As one might imagine from conservative Salisbury, he was none too popular with his dioceses’ predominantly Tory congregation or the don’t-rock-the-boat hierarchy of the Church. As a consequence, he was sent away on a sabbatical, to research a book on Travellers. His response was to buy a van, take his brand of enlightened Christianity around the Traveller sites of Britain and then write about the experience.
“On the whole the Travellers are a very spiritual people,” he told SQUALL. “They take their spirituality from a number of different sources although they are essentially anti-religions. And I feel the same way. Spirituality is far more important than religion because God manifests himself through a fellowship of people.
"I’ve held hands with druids and pagans in the middle of Stonehenge before because I found them also to be a spiritual people with a strong affinity with nature. And its right that someone should feel spiritual about nature. Its certainly something that the Christian Church should be addressing because we have an eco-crisis on our hands ”
The Social Responsibility Council have said that when this three month period is over he will not be returning to the Salisbury Diocese.

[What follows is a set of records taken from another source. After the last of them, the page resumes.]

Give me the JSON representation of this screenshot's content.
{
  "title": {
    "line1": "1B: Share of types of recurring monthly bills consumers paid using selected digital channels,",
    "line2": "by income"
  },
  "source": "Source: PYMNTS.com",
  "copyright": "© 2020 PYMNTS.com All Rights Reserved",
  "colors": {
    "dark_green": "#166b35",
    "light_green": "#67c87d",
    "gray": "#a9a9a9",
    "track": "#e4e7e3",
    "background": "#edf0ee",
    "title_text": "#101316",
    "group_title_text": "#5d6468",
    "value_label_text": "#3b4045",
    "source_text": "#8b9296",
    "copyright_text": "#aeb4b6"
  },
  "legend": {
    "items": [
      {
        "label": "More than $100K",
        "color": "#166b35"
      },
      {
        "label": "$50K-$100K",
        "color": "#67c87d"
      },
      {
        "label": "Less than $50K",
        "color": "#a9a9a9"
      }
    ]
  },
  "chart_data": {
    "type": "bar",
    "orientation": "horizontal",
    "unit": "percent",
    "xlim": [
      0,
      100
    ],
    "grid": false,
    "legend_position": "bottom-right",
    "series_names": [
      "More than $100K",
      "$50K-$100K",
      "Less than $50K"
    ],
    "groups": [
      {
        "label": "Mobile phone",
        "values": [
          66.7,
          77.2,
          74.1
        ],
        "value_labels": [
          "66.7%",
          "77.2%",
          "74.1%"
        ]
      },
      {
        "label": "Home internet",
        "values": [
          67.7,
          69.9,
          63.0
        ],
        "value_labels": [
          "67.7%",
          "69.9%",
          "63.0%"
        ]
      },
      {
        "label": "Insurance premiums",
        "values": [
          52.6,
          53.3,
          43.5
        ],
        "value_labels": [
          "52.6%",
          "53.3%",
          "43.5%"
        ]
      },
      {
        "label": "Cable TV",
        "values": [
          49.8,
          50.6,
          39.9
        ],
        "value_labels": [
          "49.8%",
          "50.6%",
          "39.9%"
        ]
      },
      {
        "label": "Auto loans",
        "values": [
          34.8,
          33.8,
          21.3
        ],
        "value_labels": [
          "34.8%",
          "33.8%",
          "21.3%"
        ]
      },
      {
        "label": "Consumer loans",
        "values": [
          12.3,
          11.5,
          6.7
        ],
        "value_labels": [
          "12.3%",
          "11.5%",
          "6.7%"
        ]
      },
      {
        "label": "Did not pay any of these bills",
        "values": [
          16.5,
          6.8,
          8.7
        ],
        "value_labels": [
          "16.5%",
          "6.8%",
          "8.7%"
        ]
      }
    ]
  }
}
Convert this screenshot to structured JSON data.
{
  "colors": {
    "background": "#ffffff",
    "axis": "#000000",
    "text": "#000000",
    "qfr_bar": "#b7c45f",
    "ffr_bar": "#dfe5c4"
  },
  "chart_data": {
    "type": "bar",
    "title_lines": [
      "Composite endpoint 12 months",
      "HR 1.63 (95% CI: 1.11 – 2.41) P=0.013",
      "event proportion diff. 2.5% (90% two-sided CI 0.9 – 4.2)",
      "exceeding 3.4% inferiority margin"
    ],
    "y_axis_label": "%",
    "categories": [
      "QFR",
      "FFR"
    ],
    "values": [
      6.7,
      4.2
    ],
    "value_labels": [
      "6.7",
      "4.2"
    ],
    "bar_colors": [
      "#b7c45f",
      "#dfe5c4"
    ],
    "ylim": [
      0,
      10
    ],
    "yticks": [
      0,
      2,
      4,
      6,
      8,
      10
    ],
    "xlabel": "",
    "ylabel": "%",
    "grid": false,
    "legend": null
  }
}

“I was a thorn in their side and they pretty much said the same thing,” continued Vicar Penny. “There’s not that much room for radicals in the institutionalised church. It’s very difficult for the CofE to criticise the spiritual consequences of capitalism and economics-as-a-religion, when they themselves are making financial investments in it.
But personally, I just don't think this is what Jesus was about. I would rather be at the cutting edge with my spirituality, than catching up years later."
No-one is suggesting that Travellers are convoys of modern day Jesus Christs, but the fact that this still-professed Christian country will not tolerate practical Christian behaviour from their own vicars, suggests that there is very little spirituality going down between the pews and benches these days. It is, however, going down in certain pulpits, for as long as it takes the congregations to evict the preachers.
As the comedian Lenny Bruce once said: “If Jesus came back now we would all be wearing little silver electric chairs round our necks by next month.”
What do we learn from history? Apparently nothing. Nothing Nothing.